As previously discussed, BitTorrent or other P2P applications currently cannot explicitly manage which content is placed in the existing P2P caches, nor access and resource control polices. Applications need to retain flexibility to control the content distribution policies and topology among peers.
Content publishers may also utilize in-network storage. For example, consider a P2P live streaming application. A Content Publisher typically maintains a small number of sources, each of which distributes blocks in the current play buffer to a set of the P2P peers.
Some content publishers use another hybrid content distribution approach incorporating both P2P and CDN modes. As an example, Internet TV may be implemented as a hybrid CDN/P2P application by distributing content from central servers via a CDN, and also incorporating a P2P mode amongst endhosts and set-top boxes. In-network storage may be beneficial to hybrid CDN/P2P applications as well to support P2P distribution and to enable content publisher standard interfaces and controls.

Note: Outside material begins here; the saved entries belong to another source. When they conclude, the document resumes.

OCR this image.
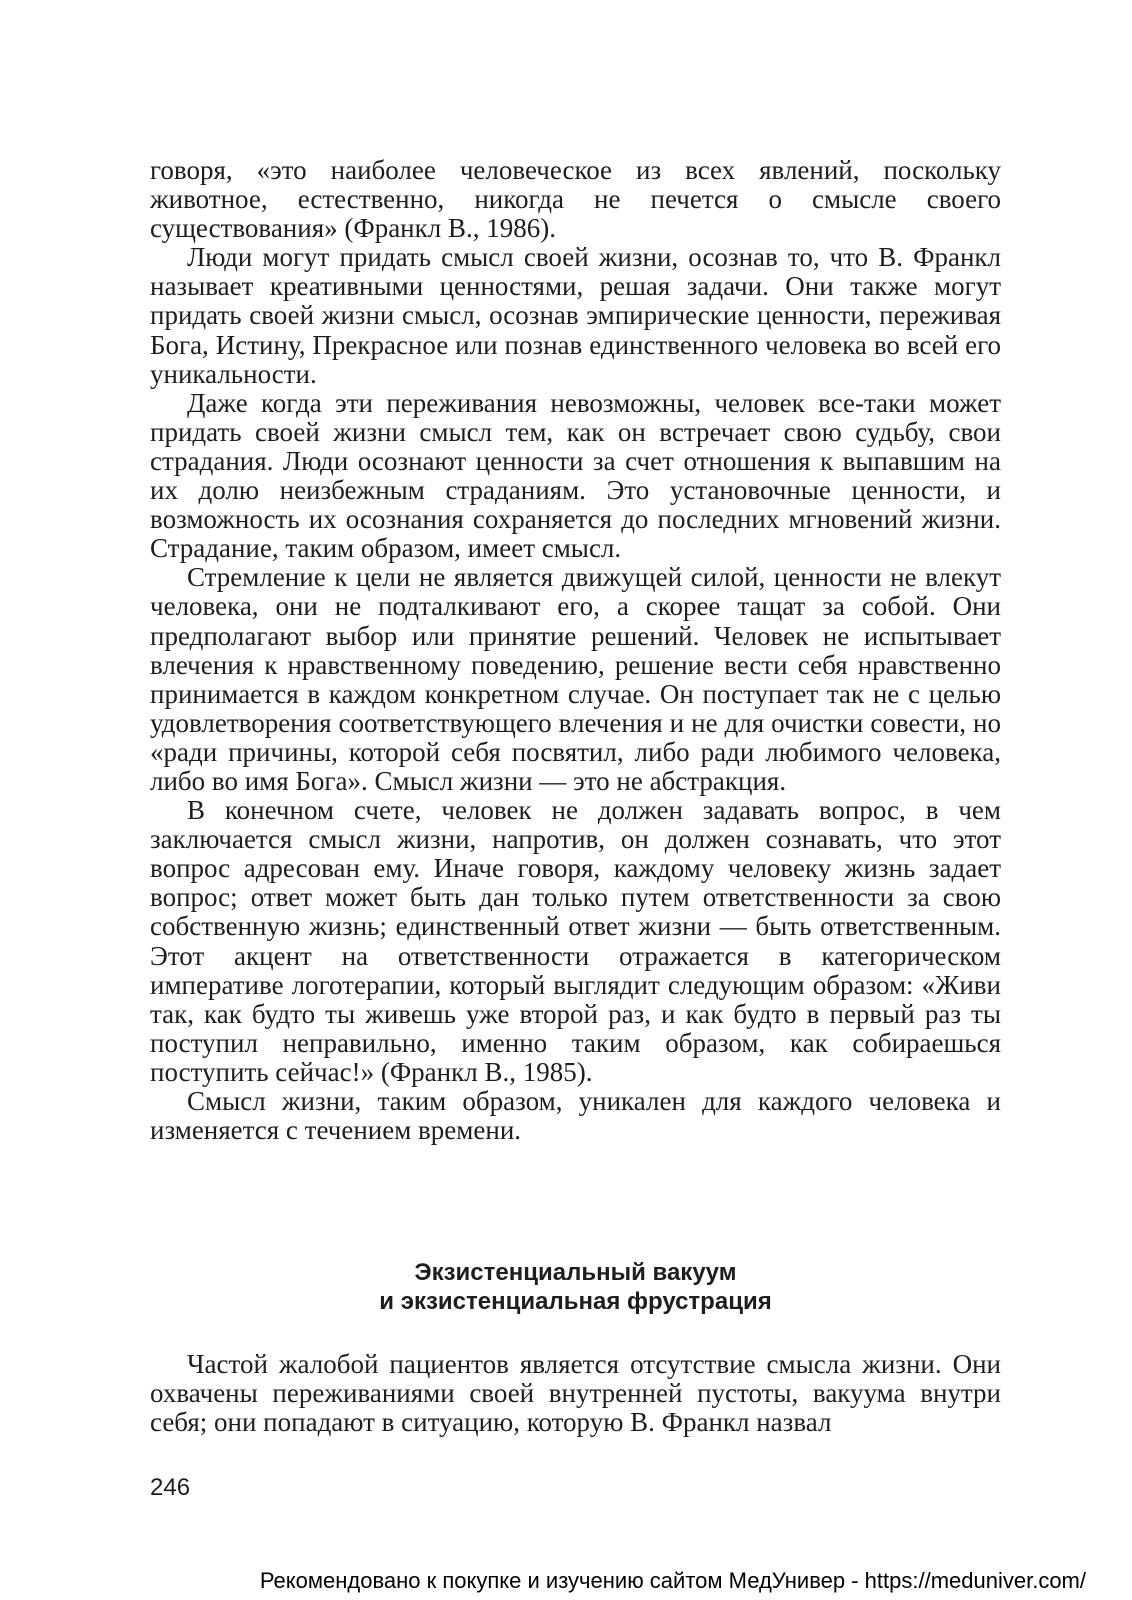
говоря, «это наиболее человеческое из всех явлений, поскольку животное, естественно, никогда не печется о смысле своего существования» (Франкл В., 1986).

Люди могут придать смысл своей жизни, осознав то, что В. Франкл называет креативными ценностями, решая задачи. Они также могут придать своей жизни смысл, осознав эмпирические ценности, переживая Бога, Истину, Прекрасное или познав единственного человека во всей его уникальности.

Даже когда эти переживания невозможны, человек все-таки может придать своей жизни смысл тем, как он встречает свою судьбу, свои страдания. Люди осознают ценности за счет отношения к выпавшим на их долю неизбежным страданиям. Это установочные ценности, и возможность их осознания сохраняется до последних мгновений жизни. Страдание, таким образом, имеет смысл.

Стремление к цели не является движущей силой, ценности не влекут человека, они не подталкивают его, а скорее тащат за собой. Они предполагают выбор или принятие решений. Человек не испытывает влечения к нравственному поведению, решение вести себя нравственно принимается в каждом конкретном случае. Он поступает так не с целью удовлетворения соответствующего влечения и не для очистки совести, но «ради причины, которой себя посвятил, либо ради любимого человека, либо во имя Бога». Смысл жизни — это не абстракция.

В конечном счете, человек не должен задавать вопрос, в чем заключается смысл жизни, напротив, он должен сознавать, что этот вопрос адресован ему. Иначе говоря, каждому человеку жизнь задает вопрос; ответ может быть дан только путем ответственности за свою собственную жизнь; единственный ответ жизни — быть ответственным. Этот акцент на ответственности отражается в категорическом императиве логотерапии, который выглядит следующим образом: «Живи так, как будто ты живешь уже второй раз, и как будто в первый раз ты поступил неправильно, именно таким образом, как собираешься поступить сейчас!» (Франкл В., 1985).

Смысл жизни, таким образом, уникален для каждого человека и изменяется с течением времени.

Экзистенциальный вакуум
и экзистенциальная фрустрация

Частой жалобой пациентов является отсутствие смысла жизни. Они охвачены переживаниями своей внутренней пустоты, вакуума внутри себя; они попадают в ситуацию, которую В. Франкл назвал

246
Рекомендовано к покупке и изучению сайтом МедУнивер - https://meduniver.com/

However, there is no standard interface for different content publishers to access in-network storage. One streaming content publisher may need the existing in-network storage to support streaming signaling or such capability, such as transcoding capability, bitmap information, intelligent retransmission, etc, while a different content publisher may only need the in-network storage to distribute files. However it is reasonable that the application services are only supported by content publisher's original servers and clients, and intelligent data plane transport for those content publishers are supported by in-network storage.
A content publisher also benefits from a standard interface to access in-network storage servers provided by different providers. The standard interface must allow the content publisher to retain control over content placed in their own in-network storage, and grant access and resources only to the desired endhosts and peers.
In the hybrid CDN/P2P scenario, if only the endhosts can store content in the in-network storage server, the content must be downloaded and then uploaded over the last-mile access link before another peer may retrieve it from a in-network storage server. Thus, in this deployment scenario, it may be advantageous for a content publisher or CDN provider to store content in in-network storage servers.
There are several security considerations to the in-network storage.
An attacker can try to consume a large portion of the in-network storage, or exhaust the connections of the in-network storage through a Denial of Service (DoS) attack. Authentication, authorization and accounting mechanisms should be considered in the cross domain environment. Limitation of access from an administrative domain sets up barriers for content distribution.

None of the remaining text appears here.